Agricultural Research Service

Title: Use of Four Ssr Markers to Determine Hybridization Rates Between Rice and Red Rice

Authors
item Estorninos, L - UNIV ARK
item Gealy, David
item Dillon, T - UNIV ARK
item Baldwin, F - UNIV ARK
item Burgos, N - UNIV ARK
item Tai, Thomas

Submitted to: Rice Technical Working Group Meeting Proceedings
Publication Type: Abstract Only
Publication Acceptance Date: February 24, 2002
Publication Date: N/A

Technical Abstract: In the 2000 and 2001 rice planting seasons at Stuttgart, AR, two IMI herbicide resistant rice cultivars (CF 2551 and CF 0051) were found to flower nearly simultaneously with a strawhull red rice biotype.
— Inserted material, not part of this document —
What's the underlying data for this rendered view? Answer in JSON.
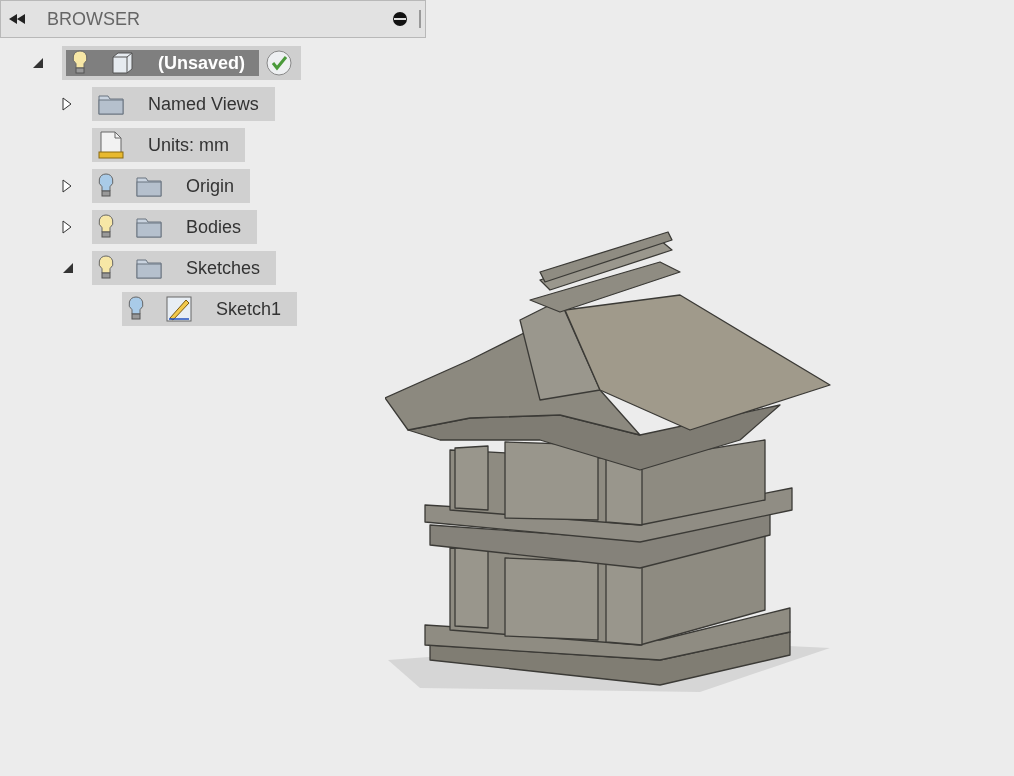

This condition could provide a favorable environment for outcrossing between cultivated rice and red rice. Outcrossing was assessed based on four simple sequence repeat (SSR) molecular markers that were used to differentiate hybrids from rice cultivars and red rice. At maturity in 2000, approximately 12,000 "apparent" red rice seeds from combine-harvested plots of IMI rice cultivars, CF 2551, CF 0051, or CF 3291 (later flowering), and 13,000 seeds from red rice-like plants growing adjacent to CF 2551 or CF 0051 plots were selected. These seeds were planted in the greenhouse and the resulting seedlings were sprayed three times with 71 g/ha (0.063 lb/A) imazethapyr herbicide at 7 day intervals. Seventy one of fthe 12,000 apparent red rice seedlings and 78 of the 13,000 from red rice- like plants survived the three herbicide applications. DNA was extracted from survivors and fingerprinted using four SSR markers for rice to determine hybridization rates between cultivated rice and red rice. A maximum of three of the 149 survivors had banding patterns consistent with true hybridization indicating an average outcrossing rate of about 0.012%. Although, this number is very small, it may translate into hundreds of plants/ha depending on the level of red rice infestation.